En julio pasado falleció en Italia el sacerdote Arturo Paoli, a los 102 años. En Fortín Olmos, diócesis de Reconquista, Santa Fe, desarrolló una gran tarea pastoral. Desde estas páginas lo recordamos con párrafos de un artículo suyo que se publicó en CRITERIO del 11 de febrero de 1965.
“Todo es de ustedes, ustedes son de Cristo, Cristo es de Dios” (I Corintios, 3, 21-23).
El hombre artífice
El hombre ha llegado a una etapa de la historia en la que su “obrar” ha alcanzado proporciones tan enormes y su potencialidad se ha enriquecido en tal medida, y al mismo tiempo son tantas las implicaciones políticas que lo atormentan, que el momento del cuidado de las cosas parece desequilibrarse. La producción y la distribución, los dos tiempos del ritmo del trabajo, pesan tanto que arrastran al hombre hacia la alienación. Lo que equivale a decir que parecería que la evolución del mundo, imposible sin actividad humana, es un fenómeno ajeno al crecimiento del hombre y casi su opuesto.
A los cristianos nos guía en la espera el Evangelio; pero este tramo de la historia se nos presenta verdaderamente angosto y doloroso. Al que pierde el alma en cambio de estructuras nuevas, el Salvador le recuerda que no “vale ganar el mundo entero, si se malogra el alma” (Mateo 16, 26), y reprende sin remisión y con dureza a quien no quiere cambiar por miedo o por interés personal: “El que quiere salvar su vida, la perderá” (Mateo 16, 25). Es evidente que no pueden salvarse al mismo tiempo el hombre y las estructuras que lo alienaron. Cualquier mensaje espiritual que se dirija al hombre en el estado de alienación en que se encuentra está fatalmente condenado a parecer abstracto y a semejar una nueva forma de alienación.

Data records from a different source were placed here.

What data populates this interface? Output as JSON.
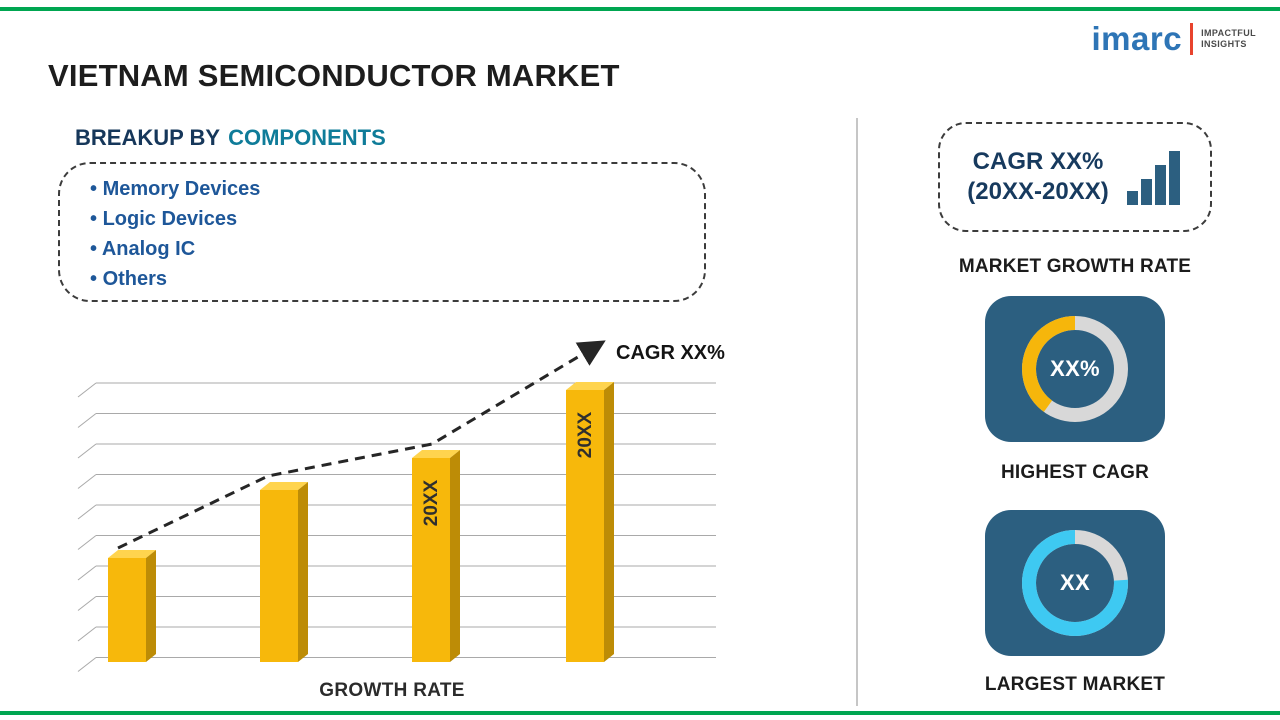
{
  "logo": {
    "brand": "imarc",
    "tagline_line1": "IMPACTFUL",
    "tagline_line2": "INSIGHTS"
  },
  "title": "VIETNAM SEMICONDUCTOR MARKET",
  "breakup": {
    "heading_prefix": "BREAKUP BY",
    "heading_highlight": "COMPONENTS",
    "items": [
      "Memory Devices",
      "Logic Devices",
      "Analog IC",
      "Others"
    ]
  },
  "chart_data": {
    "type": "bar",
    "categories": [
      "",
      "",
      "20XX",
      "20XX"
    ],
    "values": [
      26,
      43,
      51,
      68
    ],
    "xlabel": "GROWTH RATE",
    "grid": true,
    "trend_label": "CAGR XX%",
    "bar_color": "#F7B80B"
  },
  "stats": {
    "growth_badge": {
      "line1": "CAGR XX%",
      "line2": "(20XX-20XX)",
      "caption": "MARKET GROWTH RATE"
    },
    "highest_cagr": {
      "value": "XX%",
      "caption": "HIGHEST CAGR",
      "donut_percent": 40,
      "arc_color": "#F6B60B"
    },
    "largest_market": {
      "value": "XX",
      "caption": "LARGEST MARKET",
      "donut_percent": 76,
      "arc_color": "#3EC9F2"
    }
  },
  "colors": {
    "accent_line": "#00A651",
    "card_bg": "#2C5F80",
    "donut_track": "#D8D8D8",
    "bar_side": "#BD8C06",
    "bar_top": "#FFD44E",
    "grid_line": "#A9A9A9",
    "trend": "#262626",
    "brand_blue": "#2E75B6",
    "brand_red": "#E8432D",
    "heading_highlight": "#0F7C99",
    "list_item_blue": "#1E5799"
  }
}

El slogan religión-opio contiene mucho más verdad de lo que pudimos suponer en medio de la indignación provocada por la ofensa.
El hombre político
El hombre no puede gozar de la propiedad de las cosas si no tiene conciencia de su carácter de “organizador”. Por las mismas razones que el trabajador, es también político. El trabajo lo impulsa a encontrar estructuras políticas que le permitan satisfacer su fundamental exigencia de artífice, es decir, de “creador de formas”, de “hacedor de artificios”, como dice Mounier, y, contemporáneamente, al crecer su actividad de “hacedor de formas” en el tiempo, condiciona las estructuras sociales y políticas. El trabajo lo convierte en propietario de las cosas y le confiere el derecho a participar en la posesión de los bienes de la tierra y a través del trabajo descubre la comunidad.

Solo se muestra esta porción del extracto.